L’annonce, jeudi 2 avril 2026, a fait vibrer le monde économique : les IDE ont atteint environ 56,1 milliards de dirhams en 2025, soit une progression d’environ 22 % par rapport au précédent sommet de 2018. C’est plus qu’un simple chiffre : c’est le signe tangible d’un Maroc qui s’impose progressivement comme une plateforme d’attraction des capitaux internationaux.
Présidée par le Chef du gouvernement, Aziz Akhannouch, la Commission nationale des investissements a salué cette performance comme le fruit d’une Charte de l’investissement entrée pleinement en vigueur depuis mars 2023 fruit d’un patient travail de réformes entamé sous l’impulsion de Sa Majesté le Roi Mohammed VI.
Cette dynamique ne se limite pas à un seul secteur. Sur les 44 projets approuvés au titre du dispositif principal, pour un montant global de 86,36 milliards de dirhams, près de 20 500 emplois sont attendus, dont 9 000 directs et 11 500 indirects. Ces projets sont répartis dans 19 provinces et préfectures couvrant 10 régions, traduisant un souci évident d’équilibre territorial qui était souvent pointé du doigt par les analystes.

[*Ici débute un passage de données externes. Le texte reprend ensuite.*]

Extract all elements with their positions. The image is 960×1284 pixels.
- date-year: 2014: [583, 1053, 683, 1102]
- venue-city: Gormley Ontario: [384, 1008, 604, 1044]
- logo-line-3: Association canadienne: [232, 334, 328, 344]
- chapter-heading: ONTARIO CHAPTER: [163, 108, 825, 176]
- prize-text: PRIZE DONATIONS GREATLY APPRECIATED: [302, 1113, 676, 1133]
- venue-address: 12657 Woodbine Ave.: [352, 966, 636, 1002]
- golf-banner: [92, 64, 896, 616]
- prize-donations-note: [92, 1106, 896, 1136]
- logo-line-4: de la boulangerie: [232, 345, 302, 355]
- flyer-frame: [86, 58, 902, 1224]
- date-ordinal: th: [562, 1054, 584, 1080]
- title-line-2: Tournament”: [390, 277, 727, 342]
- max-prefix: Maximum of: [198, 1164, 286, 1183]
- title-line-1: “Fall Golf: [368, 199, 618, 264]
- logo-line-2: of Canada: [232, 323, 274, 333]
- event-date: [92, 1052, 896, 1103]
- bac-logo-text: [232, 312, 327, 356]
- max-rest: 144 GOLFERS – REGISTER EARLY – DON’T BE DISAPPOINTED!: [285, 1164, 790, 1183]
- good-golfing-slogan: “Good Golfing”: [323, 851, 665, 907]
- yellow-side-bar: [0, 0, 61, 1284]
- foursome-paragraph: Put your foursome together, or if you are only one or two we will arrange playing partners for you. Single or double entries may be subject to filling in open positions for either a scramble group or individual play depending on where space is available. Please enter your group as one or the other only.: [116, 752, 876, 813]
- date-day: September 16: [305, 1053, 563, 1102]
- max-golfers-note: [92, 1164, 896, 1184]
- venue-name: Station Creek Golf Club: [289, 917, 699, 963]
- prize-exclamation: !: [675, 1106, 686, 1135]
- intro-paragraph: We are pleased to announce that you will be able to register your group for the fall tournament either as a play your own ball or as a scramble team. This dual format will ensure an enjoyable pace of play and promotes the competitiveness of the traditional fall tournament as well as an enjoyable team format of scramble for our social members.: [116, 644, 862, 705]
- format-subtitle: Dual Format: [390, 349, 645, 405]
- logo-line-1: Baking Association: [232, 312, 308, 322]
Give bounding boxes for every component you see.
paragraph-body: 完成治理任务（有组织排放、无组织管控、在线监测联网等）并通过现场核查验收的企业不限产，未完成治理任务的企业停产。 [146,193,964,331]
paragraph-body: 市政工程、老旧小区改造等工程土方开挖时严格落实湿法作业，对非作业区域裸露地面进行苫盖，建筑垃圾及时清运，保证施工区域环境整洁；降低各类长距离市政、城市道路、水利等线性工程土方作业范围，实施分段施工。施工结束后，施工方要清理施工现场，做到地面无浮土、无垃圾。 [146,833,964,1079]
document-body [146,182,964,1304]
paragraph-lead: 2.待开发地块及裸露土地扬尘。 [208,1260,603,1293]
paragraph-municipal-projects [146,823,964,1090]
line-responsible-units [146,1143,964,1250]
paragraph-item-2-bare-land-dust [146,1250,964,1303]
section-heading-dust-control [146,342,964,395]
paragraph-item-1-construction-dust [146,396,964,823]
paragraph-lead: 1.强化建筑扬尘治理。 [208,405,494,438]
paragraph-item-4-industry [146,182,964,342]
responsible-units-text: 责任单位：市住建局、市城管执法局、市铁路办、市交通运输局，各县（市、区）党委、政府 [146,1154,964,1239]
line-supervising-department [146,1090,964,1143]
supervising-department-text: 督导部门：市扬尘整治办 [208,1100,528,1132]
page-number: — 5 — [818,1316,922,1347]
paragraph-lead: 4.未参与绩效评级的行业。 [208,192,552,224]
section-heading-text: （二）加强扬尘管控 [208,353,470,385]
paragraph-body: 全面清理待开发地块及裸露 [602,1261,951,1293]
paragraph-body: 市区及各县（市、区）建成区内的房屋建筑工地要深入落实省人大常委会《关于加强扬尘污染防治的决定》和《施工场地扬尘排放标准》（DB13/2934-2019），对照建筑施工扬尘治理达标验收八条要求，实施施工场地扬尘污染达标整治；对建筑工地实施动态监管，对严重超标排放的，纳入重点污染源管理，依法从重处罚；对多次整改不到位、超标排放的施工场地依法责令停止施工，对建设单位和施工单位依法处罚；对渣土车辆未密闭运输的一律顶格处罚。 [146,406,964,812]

L’industrie automobile se démarque comme moteur de création d’emplois avec 38 % du total, suivie du tourisme (17 %) et de l’industrie agroalimentaire (12 %). Ces secteurs clés soulignent une économie marocaine de plus en plus diversifiée.
Dans le dispositif stratégique, la Commission a donné son feu vert à deux projets majeurs totalisant 12 milliards de dirhams et un avenant, générant plus de 2 100 emplois directs, principalement dans l’industrie chimique et automobile, qui devraient être implantés dans des régions comme Casablanca-Settat, l’Oriental et Tanger‑Tétouan‑Al Hoceima.
Autre enseignement : quatre projets ont été qualifiés de stratégiques, représentant plus de 33 milliards de dirhams d’investissements et la création de 4 000 emplois directs, renforçant encore la stabilité et le rôle structurant de ces initiatives.
À travers ces résultats, le Maroc ne se contente plus de drainer des capitaux étrangers : il façonne un récit économique où l’investissement devient levier de croissance durable, d’innovation et d’équité territoriale une trajectoire qui, si elle se confirme, pourrait redessiner les contours de son développement pour les années à venir.